Well things are hotting up in Canary Wharf. Whilst my score is now 25, James has streaked ahead to 31. Given his CW life list previously stood at 35, this is perhaps more testament to his prior ambivalence than to his current level of excitement. I suspect it's a bit of both. I’ve not managed to get out much since the initial flurry, but a notable success was the addition on Blackcap whilst twitching a Reed Warbler. Yes, you read that right, I was twitching a Reed Warbler – this is what I have become. James had remarkably heard one burbling away close to the House Sparrow colony – this is (at the moment since we don’t really know any better) a fabulous record for the area and I was keen to get it on my list. The concept of lunch is somewhat nebulous where I work so I had to wait until the evening, by which time it had either shut up or moved on, but whilst looking for it I chanced upon the Blackcap and was equally stunned. Blackcaps are of course two a penny in Wanstead – in fact there is one regularly singing from my neighbour’s garden so I get to here the lovely song all the time, but in Canary Wharf, well.....ooof. A CW tick no less.

Talking of lovely song, a common confusion species (by sound) for Blackcap is Garden Warbler. In Wanstead a Garden Warbler is always a valued bird. This year has been really good for them, and we are possibly on five birds already. The song has a very very similar timbre and phrase to Blackcap, but has fewer if any scratchy elements, and is overall sweeter and more melodic. I also find that it is a tad faster and seems to go on for longer, almost like the reeling of a Dunnock or the swittering of a Goldfinch. However when you see a Garden Warbler it is almost shocking how plain they are. You expect something to match the song, a bit of glamour, a bit of pizazz, but instead you get a dumpy grey and brown thing. Then again the Nightingale is a very plain bird too, perhaps those birds that have the best vocals lose out in the looks department? When you hear your first Garden Warbler of the year you do a double take as you expect it to be a Blackcap but somehow there is something wrong. Even then you are not quite sure that your ears (and your keenness for a year tick!) are not deceiving you, and you have to get a view of it to be certain. Beware the non-singing Garden Warbler by the way, I’ve been done by autumn Whitethroats a few times. Don’t ask me how, it just happens! Song is by far the best bet, especially as Garden Warblers can be quite skulky.

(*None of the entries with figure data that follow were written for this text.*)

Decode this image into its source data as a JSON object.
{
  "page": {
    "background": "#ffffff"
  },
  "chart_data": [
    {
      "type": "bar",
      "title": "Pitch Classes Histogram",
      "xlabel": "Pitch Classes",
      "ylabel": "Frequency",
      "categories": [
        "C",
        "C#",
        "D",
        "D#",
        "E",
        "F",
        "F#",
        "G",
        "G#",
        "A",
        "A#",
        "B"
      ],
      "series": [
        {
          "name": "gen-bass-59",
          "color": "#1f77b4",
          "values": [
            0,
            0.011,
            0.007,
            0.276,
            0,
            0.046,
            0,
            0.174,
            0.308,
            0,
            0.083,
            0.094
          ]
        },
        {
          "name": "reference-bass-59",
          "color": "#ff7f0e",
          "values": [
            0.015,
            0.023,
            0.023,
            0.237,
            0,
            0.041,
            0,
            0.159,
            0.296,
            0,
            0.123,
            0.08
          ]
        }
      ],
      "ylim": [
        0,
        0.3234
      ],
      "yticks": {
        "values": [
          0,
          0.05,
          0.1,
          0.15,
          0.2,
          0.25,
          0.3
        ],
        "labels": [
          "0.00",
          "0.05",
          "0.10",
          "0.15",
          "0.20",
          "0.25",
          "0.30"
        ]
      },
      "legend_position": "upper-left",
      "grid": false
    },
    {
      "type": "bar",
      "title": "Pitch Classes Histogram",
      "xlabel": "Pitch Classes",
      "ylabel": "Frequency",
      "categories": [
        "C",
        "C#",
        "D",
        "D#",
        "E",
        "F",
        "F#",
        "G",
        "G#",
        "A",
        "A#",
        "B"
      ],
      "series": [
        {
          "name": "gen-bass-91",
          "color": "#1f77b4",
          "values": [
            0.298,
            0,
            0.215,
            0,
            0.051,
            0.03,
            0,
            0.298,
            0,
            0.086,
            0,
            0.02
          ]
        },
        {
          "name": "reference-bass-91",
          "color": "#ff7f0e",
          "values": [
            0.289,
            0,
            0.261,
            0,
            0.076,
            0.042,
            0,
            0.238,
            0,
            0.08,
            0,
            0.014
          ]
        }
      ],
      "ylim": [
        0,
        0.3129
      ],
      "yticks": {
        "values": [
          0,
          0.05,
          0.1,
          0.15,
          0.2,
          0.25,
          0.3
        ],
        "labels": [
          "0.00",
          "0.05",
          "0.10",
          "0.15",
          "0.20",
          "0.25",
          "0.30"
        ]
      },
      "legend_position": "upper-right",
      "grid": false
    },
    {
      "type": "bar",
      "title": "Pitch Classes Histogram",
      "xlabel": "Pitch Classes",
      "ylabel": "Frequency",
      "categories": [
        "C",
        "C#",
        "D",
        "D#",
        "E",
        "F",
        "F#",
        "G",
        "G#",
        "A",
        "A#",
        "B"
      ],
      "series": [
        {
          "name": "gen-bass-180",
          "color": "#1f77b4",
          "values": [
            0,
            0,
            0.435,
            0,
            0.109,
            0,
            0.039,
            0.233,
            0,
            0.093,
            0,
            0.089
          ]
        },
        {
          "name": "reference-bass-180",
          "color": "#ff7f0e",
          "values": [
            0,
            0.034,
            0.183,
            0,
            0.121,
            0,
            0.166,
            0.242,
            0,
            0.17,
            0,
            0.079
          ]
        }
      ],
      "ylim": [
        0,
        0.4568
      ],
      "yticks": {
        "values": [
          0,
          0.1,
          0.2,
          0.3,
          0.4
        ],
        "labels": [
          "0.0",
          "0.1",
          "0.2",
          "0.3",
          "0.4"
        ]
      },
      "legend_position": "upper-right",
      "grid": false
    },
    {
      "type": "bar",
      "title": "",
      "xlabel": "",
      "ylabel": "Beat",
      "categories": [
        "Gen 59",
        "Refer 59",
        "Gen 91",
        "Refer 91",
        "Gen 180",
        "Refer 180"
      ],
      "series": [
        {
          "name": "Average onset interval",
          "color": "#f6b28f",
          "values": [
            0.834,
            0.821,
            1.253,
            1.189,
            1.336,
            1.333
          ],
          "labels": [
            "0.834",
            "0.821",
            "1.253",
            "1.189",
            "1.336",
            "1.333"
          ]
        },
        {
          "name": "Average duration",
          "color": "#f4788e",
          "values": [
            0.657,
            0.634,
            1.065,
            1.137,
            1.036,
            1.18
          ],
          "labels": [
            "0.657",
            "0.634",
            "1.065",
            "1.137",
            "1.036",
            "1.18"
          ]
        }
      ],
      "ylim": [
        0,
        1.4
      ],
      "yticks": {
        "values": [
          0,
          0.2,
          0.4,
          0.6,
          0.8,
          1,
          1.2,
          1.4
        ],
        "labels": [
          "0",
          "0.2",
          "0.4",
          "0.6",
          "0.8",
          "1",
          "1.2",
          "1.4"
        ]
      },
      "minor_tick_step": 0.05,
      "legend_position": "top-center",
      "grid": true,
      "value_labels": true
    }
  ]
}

And whilst on the theme of singing skulkers, that prize always goes to Nightingale. A bird that is unmistakable, but that you rarely if ever see. Occasionally you will sneak a view through an impossible tangle of vegetation of a plain bird producing the most incredible repertoire but for the most part they remain hidden. Another bird that frequently remains hidden whilst belting out an incredible sound track is Marsh Warbler. One was reported yesterday in Wanstead Park by an unknown birder. Us locals only got to hear about it via the bird information services, and so naturally a few of hurried right there. If there was ever a bird to turn you into a birding incompetent, it would seem that Marsh Warbler ticks many boxes. Despite the cacophony from the nearby Crow colony, three of us were convinced we heard it from a small patch of gorse on an island on Heronry. Perhaps my mind was addled by the mere thought of a Marsh Warbler, a patch tick, but I had little doubt that the burst of song was indeed coming from an invisible, small, brown and unremarkable Warbler, plainer even than Reed Warbler. The trouble is they are mimics, which makes them very hard indeed. Song Thrush, Blackcap, Blackbird, Reed Warbler, these birds can throw them all in and more. I would swear what I heard could only have been produced by a mimicking Acro, but the longer I stayed and the more I listened the more confused I became, especially when others turned up, didn’t hear what I had and started chipping in with helpful suggestions that sowed the seeds of self-doubt. So far theories range from a funny Song Thrush to a versatile Blackcap, but I have a nagging feeling that a rare bird has just slipped through everyone’s fingers. The bird was not present this morning despite my 5am start, so thanks a lot whatever you were!